The authors tackled non-convex optimization by proposing adaptive stochastic gradient Langevin dynamics (ASGLD) algorithms, achieving saddle point escape in O(log d) iterations and convergence to a local minimum in O(log d/ε^4) or O(log d/ε^2) iterations, outperforming existing first-order methods.

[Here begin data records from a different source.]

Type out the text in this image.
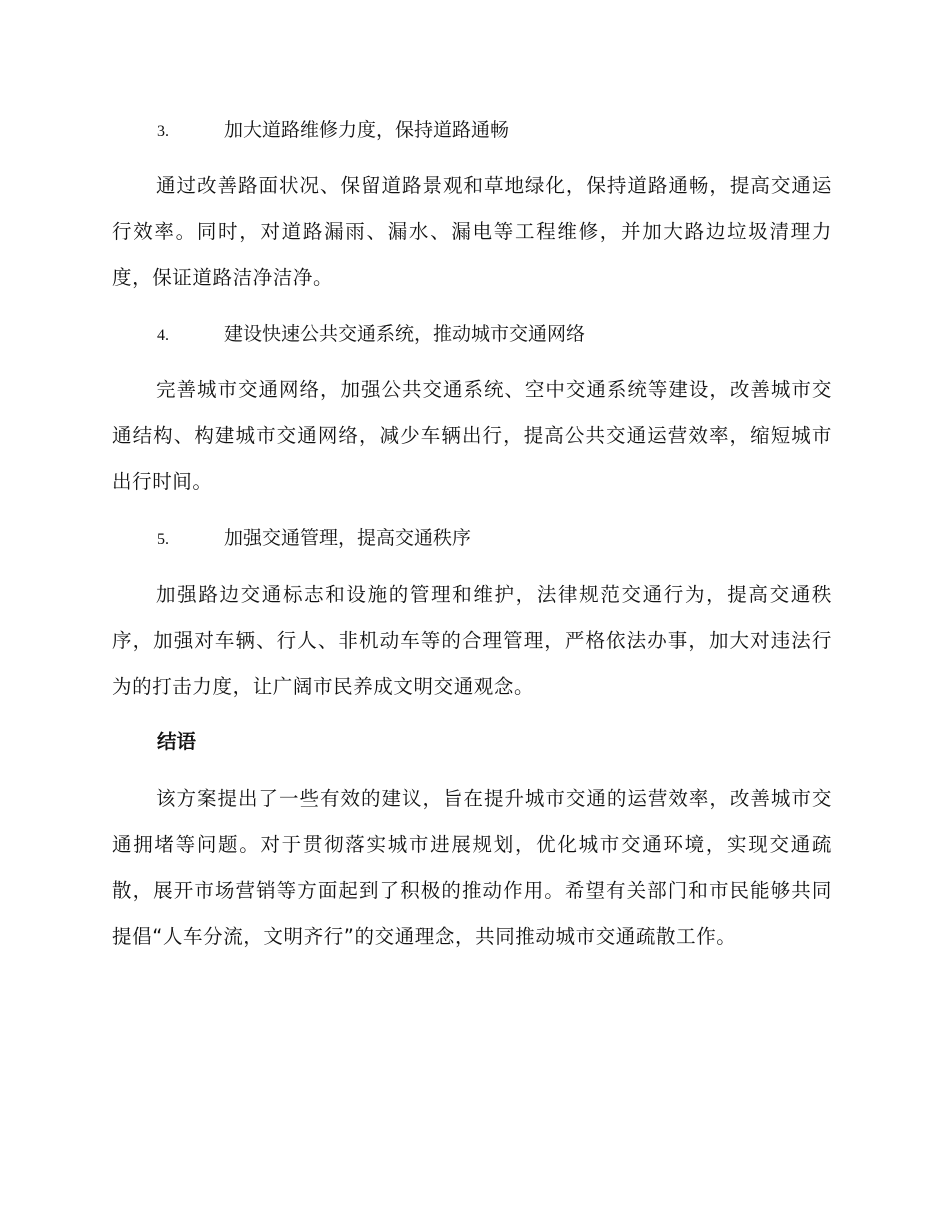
3.	加大道路维修力度，保持道路通畅

通过改善路面状况、保留道路景观和草地绿化，保持道路通畅，提高交通运行效率。同时，对道路漏雨、漏水、漏电等工程维修，并加大路边垃圾清理力度，保证道路洁净洁净。

4.	建设快速公共交通系统，推动城市交通网络

完善城市交通网络，加强公共交通系统、空中交通系统等建设，改善城市交通结构、构建城市交通网络，减少车辆出行，提高公共交通运营效率，缩短城市出行时间。

5.	加强交通管理，提高交通秩序

加强路边交通标志和设施的管理和维护，法律规范交通行为，提高交通秩序，加强对车辆、行人、非机动车等的合理管理，严格依法办事，加大对违法行为的打击力度，让广阔市民养成文明交通观念。

结语

该方案提出了一些有效的建议，旨在提升城市交通的运营效率，改善城市交通拥堵等问题。对于贯彻落实城市进展规划，优化城市交通环境，实现交通疏散，展开市场营销等方面起到了积极的推动作用。希望有关部门和市民能够共同提倡“人车分流，文明齐行”的交通理念，共同推动城市交通疏散工作。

In this paper, we propose a new adaptive stochastic gradient Langevin dynamics (ASGLD) algorithmic framework and its two specialized versions, namely adaptive stochastic gradient (ASG) and adaptive gradient Langevin dynamics(AGLD), for non-convex optimization problems. All proposed algorithms can escape from saddle points with at most $O(\log d)$ iterations, which is nearly dimension-free. Further, we show that ASGLD and ASG converge to a local minimum with at most $O(\log d/ε^4)$ iterations. Also, ASGLD with full gradients or ASGLD with a slowly linearly increasing batch size converge to a local minimum with iterations bounded by $O(\log d/ε^2)$, which outperforms existing first-order methods.